Jean Claude Juncker EU notfalls ohne Briten

Auf ihrem Gipfel in Brüssel wollen die Staats- und Regierungschefs der Europäischen Union Wege aus der Verfassungskrise suchen. Der luxemburgischen Premier Jean Claude Juncker kann sich die EU auch ohne Großbritannien vorstellen.

Die Europäische Union könnte nach Aussagen des luxemburgischen Premierministers Jean Claude Juncker notfalls auch ohne Großbritannien bestehen. Juncker wies in einem Interview der "Welt" auf diese Möglichkeit für den Fall hin, dass die Briten die europäische Verfassung ablehnten. "Ich wünsche mir das aber nicht", sagte der Politiker kurz vor Beginn des Gipfeltreffens der europäischen Staats- und Regierungschefs in Brüssel. Auf Frankreich, das die Verfassung in einer Volksabstimmung bereits abgelehnt hat, könne die EU dagegen nicht verzichten. Die Staats- und Regierungschefs der Europäischen Union wollen bei ihrem heute Abend in Brüssel beginnenden Gipfeltreffen erste Schritte aus der EU-Verfassungskrise unternehmen.

"Wenn Deutschland und Frankreich sich nicht in eine Richtung bewegen, wird das europäische Triebwerk so schwer gestört sein, dass der Karren nicht mehr zu ziehen sein wird", sagte der luxemburgische Premierminister. Auf dem Gipfel am Donnerstag und Freitag sollen erste Schritte aus der Zukunftskrise der EU unternommen werden. Er soll rund ein Jahr nach Scheitern der Referenden in Frankreich und den Niederlanden Bilanz ziehen und Startschuss für eine neue Verfassungsdiskussion sein.

Im Juni 2007 genauer Fahrplan für die weitere Debatte

Juncker wies den beiden Ländern eine Bringschuld zu.
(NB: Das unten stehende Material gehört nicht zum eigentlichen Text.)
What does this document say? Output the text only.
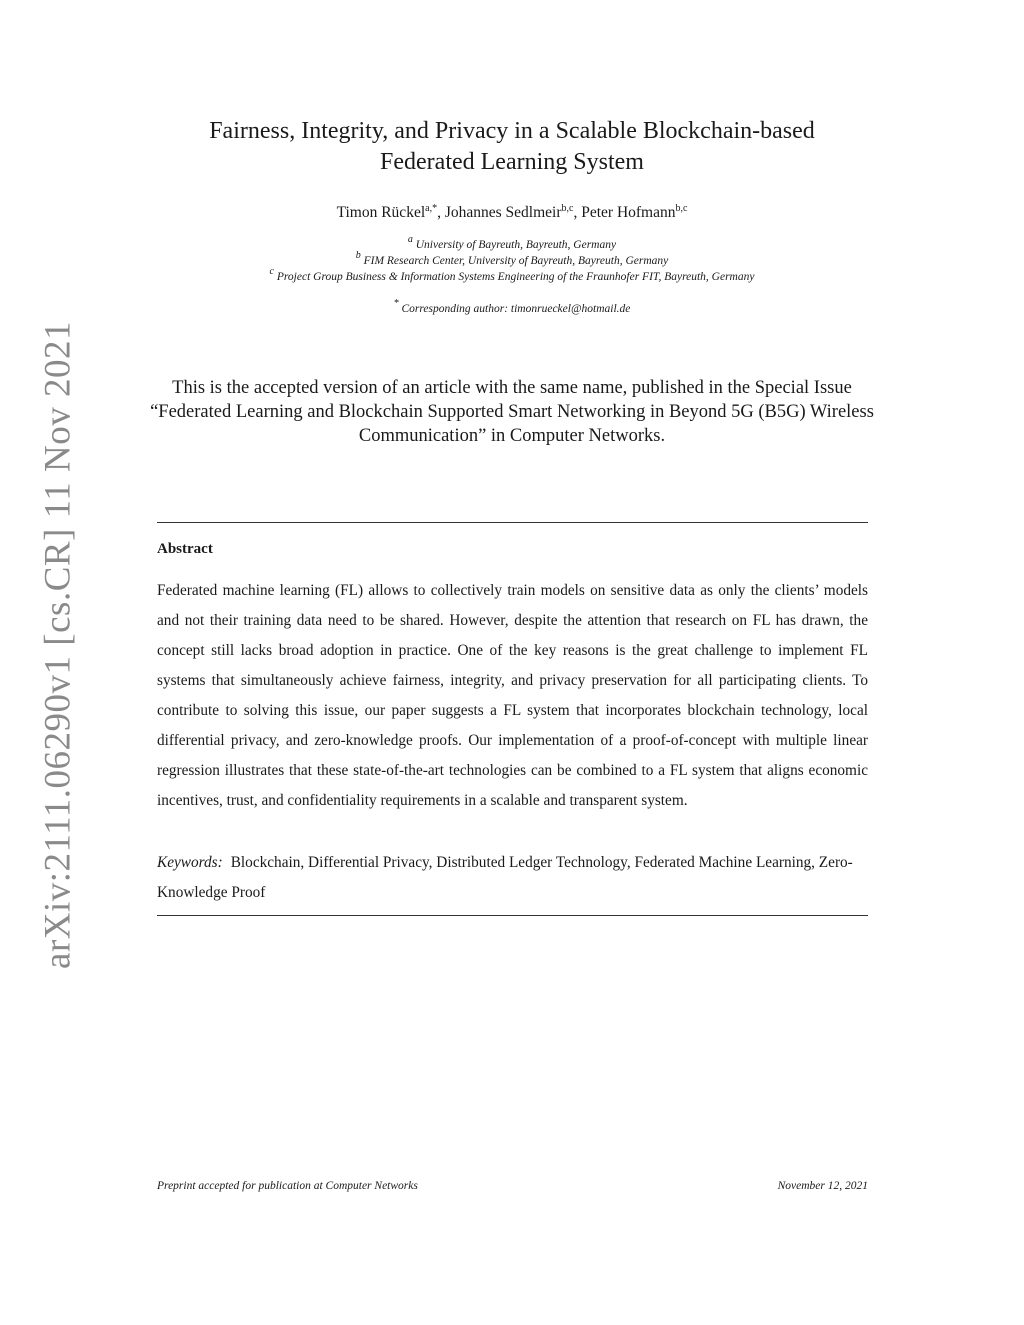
arXiv:2111.06290v1 [cs.CR] 11 Nov 2021
Fairness, Integrity, and Privacy in a Scalable Blockchain-based
Federated Learning System
Timon Rückel$^{a,*}$, Johannes Sedlmeir$^{b,c}$, Peter Hofmann$^{b,c}$
$^a$ University of Bayreuth, Bayreuth, Germany
$^b$ FIM Research Center, University of Bayreuth, Bayreuth, Germany
$^c$ Project Group Business & Information Systems Engineering of the Fraunhofer FIT, Bayreuth, Germany
* Corresponding author: timonrueckel@hotmail.de
This is the accepted version of an article with the same name, published in the Special Issue “Federated Learning and Blockchain Supported Smart Networking in Beyond 5G (B5G) Wireless Communication” in Computer Networks.
Abstract
Federated machine learning (FL) allows to collectively train models on sensitive data as only the clients’ models and not their training data need to be shared. However, despite the attention that research on FL has drawn, the concept still lacks broad adoption in practice. One of the key reasons is the great challenge to implement FL systems that simultaneously achieve fairness, integrity, and privacy preservation for all participating clients. To contribute to solving this issue, our paper suggests a FL system that incorporates blockchain technology, local differential privacy, and zero-knowledge proofs. Our implementation of a proof-of-concept with multiple linear regression illustrates that these state-of-the-art technologies can be combined to a FL system that aligns economic incentives, trust, and confidentiality requirements in a scalable and transparent system.
Keywords: Blockchain, Differential Privacy, Distributed Ledger Technology, Federated Machine Learning, Zero-Knowledge Proof
Preprint accepted for publication at Computer Networks	November 12, 2021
Sie müssten einen Verfassungsvorschlag machen, mit denen die anderen Länder leben könnten. "Es kann nicht sein, dass die 16 Länder, die bereits ratifiziert haben, schlaflose Nächte verbringen und überlegen, was man tun könnte, damit Franzosen und Niederländer zustimmen", sagte er.
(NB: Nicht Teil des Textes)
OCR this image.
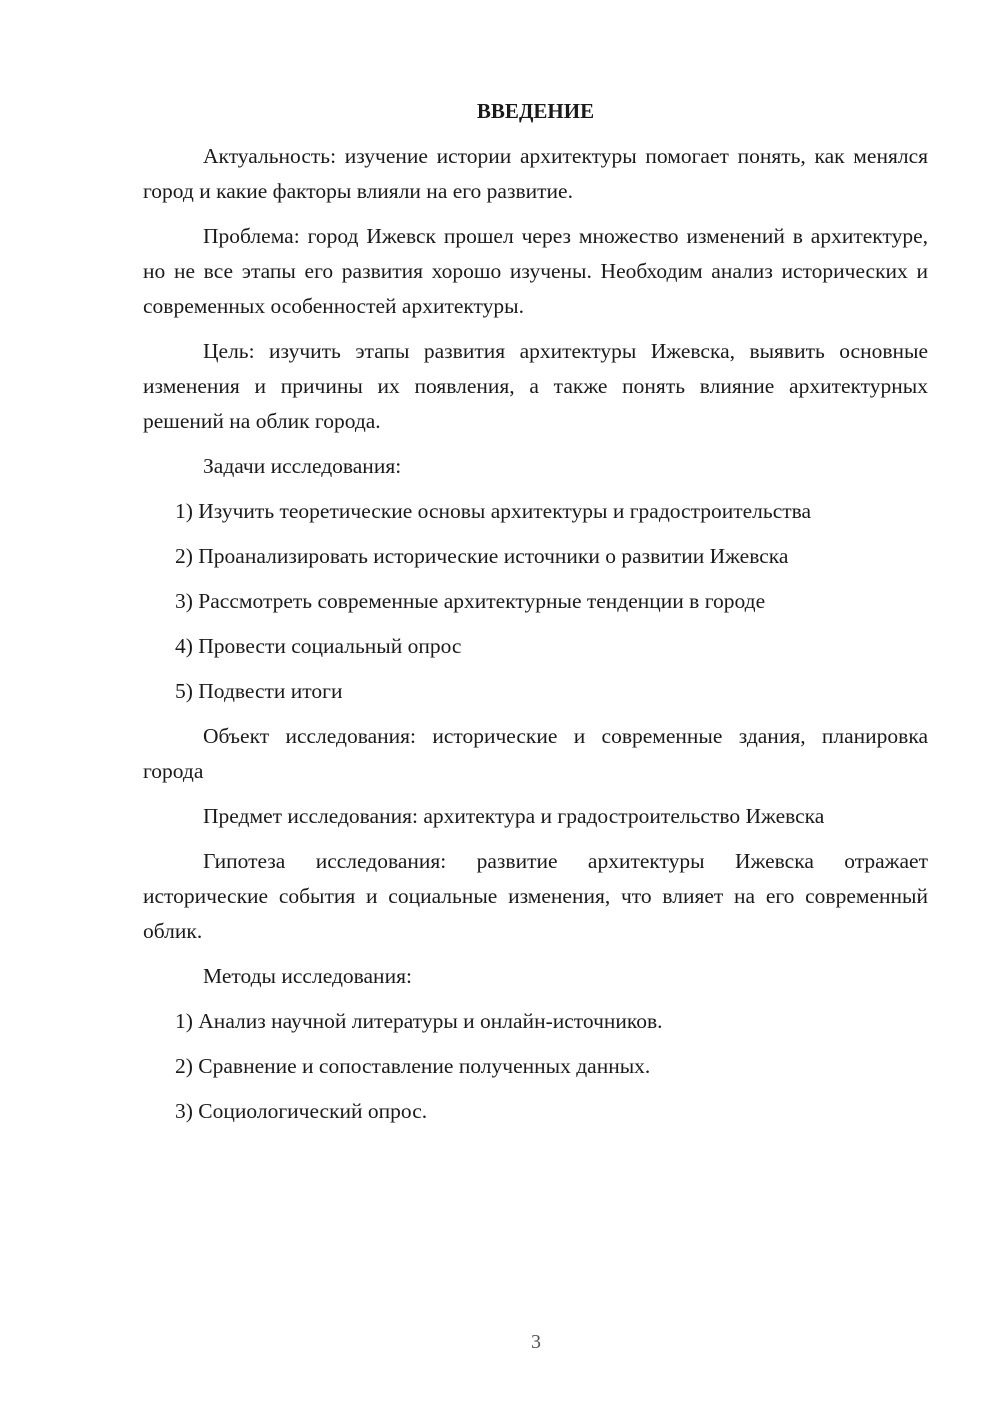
ВВЕДЕНИЕ
Актуальность: изучение истории архитектуры помогает понять, как менялся город и какие факторы влияли на его развитие.
Проблема: город Ижевск прошел через множество изменений в архитектуре, но не все этапы его развития хорошо изучены. Необходим анализ исторических и современных особенностей архитектуры.
Цель: изучить этапы развития архитектуры Ижевска, выявить основные изменения и причины их появления, а также понять влияние архитектурных решений на облик города.
Задачи исследования:
1) Изучить теоретические основы архитектуры и градостроительства
2) Проанализировать исторические источники о развитии Ижевска
3) Рассмотреть современные архитектурные тенденции в городе
4) Провести социальный опрос
5) Подвести итоги
Объект исследования: исторические и современные здания, планировка города
Предмет исследования: архитектура и градостроительство Ижевска
Гипотеза исследования: развитие архитектуры Ижевска отражает исторические события и социальные изменения, что влияет на его современный облик.
Методы исследования:
1) Анализ научной литературы и онлайн-источников.
2) Сравнение и сопоставление полученных данных.
3) Социологический опрос.
3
Der bis Freitag dauernde Gipfel soll gut ein Jahr nach dem Scheitern der EU-Verfassung in Frankreich und den Niederlanden Bilanz ziehen. Dabei soll die Phase des Nachdenkens verlängert werden. Erst nach den Wahlen in den Niederlanden und Frankreich im kommenden Jahr soll dann unter deutscher EU-Ratspräsidentschaft im Juni 2007 der genaue Fahrplan für die weitere Debatte beschlossen werden. Bereits für März lädt Bundeskanzlerin Angela Merkel zum 50. EU-Jubiläum zu einem informellen Treffen nach Berlin ein.

Die Verhandlungen mit der Türkei bleiben kritisch

Erst unter der französischen EU-Präsidentschaft 2008 wird es um die Kernfrage gehen: Ob die Verfassung mit ihren neuen Entscheidungswegen, einem EU-Außenminister und einer stärkeren gemeinsamen Innenpolitik noch eine Chance hat oder ob die EU lediglich mit kleineren Reformen versucht, ihre Arbeitsfähigkeit zu erhalten. Die Staats- und Regierungschefs wollen zudem die Aufnahmefähigkeit der Union für neue Mitglieder sprechen. Die Kommission will bis zum Herbst einen Bericht dazu vorbereiten. In Deutschland, Österreich und Frankreich sieht die Bevölkerung vor allem die Verhandlungen mit der Türkei kritisch.